The Legend of Santa Claus

The Legend of Santa Claus

Dr Sarwan Singh Randhawa, Community Librarian – Supervisor, Muriel Arnason Library, FVRL

 

The legend of Santa Claus can be traced back hundreds of years to a monk named St. Nicholas. It is believed that Nicholas was born sometime around 280 A.D. to a wealthy family in Patara, near Myra in modern-day Turkey. His parents died, and he inherited a considerable sum of money, but he kept none of it. He gave away all of his wealth and traveled the countryside helping the poor and sick.

Nicholas was chosen a bishop by the people of Myra at very young age. But life was not always good for him. He along with many others was thrown into prison for not worshipping himself as a god as declared by the Roman emperor Diocletian. He was released in 313 AD when Diocletian resigned and Constantine came to power. He then returned to his post as Bishop of Myra continuing his good works until his death on December 6, 343.

After Nicholas died, he was canonized as a saint. Much admired for his piety and kindness, he became the subject of many legends. Over the course of many years, Nicholas’s popularity spread and he became known as the protector of children and sailors. His feast day is celebrated on the anniversary of his death, December 6, a holiday in many countries. This was traditionally considered a lucky day to make large purchases or to get married.

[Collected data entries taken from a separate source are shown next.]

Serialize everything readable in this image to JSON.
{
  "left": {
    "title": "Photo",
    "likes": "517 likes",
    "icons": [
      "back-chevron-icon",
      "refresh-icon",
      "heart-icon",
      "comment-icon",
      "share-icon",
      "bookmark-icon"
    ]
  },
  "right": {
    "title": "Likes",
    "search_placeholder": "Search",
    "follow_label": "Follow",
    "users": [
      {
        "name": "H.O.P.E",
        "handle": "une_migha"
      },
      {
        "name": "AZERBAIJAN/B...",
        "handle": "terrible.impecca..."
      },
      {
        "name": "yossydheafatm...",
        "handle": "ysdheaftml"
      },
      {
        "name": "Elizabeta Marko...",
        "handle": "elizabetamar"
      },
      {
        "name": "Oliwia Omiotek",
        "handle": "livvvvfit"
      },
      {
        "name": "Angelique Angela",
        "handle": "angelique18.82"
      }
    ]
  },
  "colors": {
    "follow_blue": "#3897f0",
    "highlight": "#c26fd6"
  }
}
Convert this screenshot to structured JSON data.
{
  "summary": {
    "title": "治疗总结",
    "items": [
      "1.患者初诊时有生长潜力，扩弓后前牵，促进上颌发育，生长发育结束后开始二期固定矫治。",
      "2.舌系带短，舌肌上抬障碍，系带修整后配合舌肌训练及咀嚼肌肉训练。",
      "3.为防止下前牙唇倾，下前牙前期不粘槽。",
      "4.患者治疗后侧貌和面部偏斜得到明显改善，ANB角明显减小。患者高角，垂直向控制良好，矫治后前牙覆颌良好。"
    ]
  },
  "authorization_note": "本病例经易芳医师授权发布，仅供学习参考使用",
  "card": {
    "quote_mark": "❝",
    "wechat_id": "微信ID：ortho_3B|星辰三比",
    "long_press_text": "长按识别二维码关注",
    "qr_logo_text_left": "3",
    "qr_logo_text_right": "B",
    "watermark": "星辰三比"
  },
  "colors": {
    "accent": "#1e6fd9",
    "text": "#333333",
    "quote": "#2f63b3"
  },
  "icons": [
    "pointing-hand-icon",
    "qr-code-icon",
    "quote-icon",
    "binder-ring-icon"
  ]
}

Many stories are told of his generosity as he gave his wealth away in the form of gifts to those in need, especially children. Legends tell of him either dropping bags of gold down chimneys or throwing the bags through the windows. One of the best known of the St. Nicholas stories is that he saved three poor sisters from being sold into slavery or prostitution by their father by providing them with a dowry so that they could be married.

By the Renaissance, St. Nicholas was the most popular saint in Europe. Even after the Protestant Reformation, when the veneration of saints began to be discouraged, St. Nicholas maintained a positive reputation, especially in Holland. During the Protestant Reformation, German Protestants depicted the Christ child, “Chriskindl”, as a giver of gifts. This helped merge the association of St. Nick with Christmas. Later, this association with Chriskindl was translated to Santa’s other name: Kris Kringle. In England he came to be called Father Christmas, and in the Netherlands, the saint’s name, Sinter Nikolass, became shortened to Sinter Klaas.

The American version of the Santa Claus figure received its inspiration and its name from the Dutch legend of Sinter Klaas, brought by settlers to New York in the 17th century, and the name evolved into what it is today – Santa Claus. As early as 1773 the name appeared in the American press as “St. A Claus”. A popular author, Washington Irving gave Americans detailed information about the Dutch version of Saint Nicholas in his book “History of New York” published in 1809 under the pseudonym Diedrich Knickerbocker. This Dutch-American Saint Nick achieved his fully Americanized form in 1823 in the poem “A Visit From Saint Nicholas” more commonly known as “The Night Before Christmas” by Clement Clarke. It was further elaborated by illustrator Thomas Nast, who depicted a rotund Santa for Christmas issues of Harper’s magazine from the 1860s to the 1880s.

Finally, from 1931 to 1964, Haddon Sundblom created a new Santa each Christmas for Coca-Cola advertisements that appeared world-wide on the back covers of Post and National Geographic magazines. This is the Santa we know and love today with a red suit trimmed with white fur, leather boots and belt, long white beard and a pack of toys slung onto his back.

In these days, Santa Claus is a symbol of hope, faith and trust. People believe that he is a jolly, happy and really fat (in good sense) guy, who visits on Christmas Eve, entering houses through the chimney to leave presents under the Christmas tree and in the stockings of all good children. In addition, children are taught that Santa rewards the good children and leaves the bad ones empty-handed.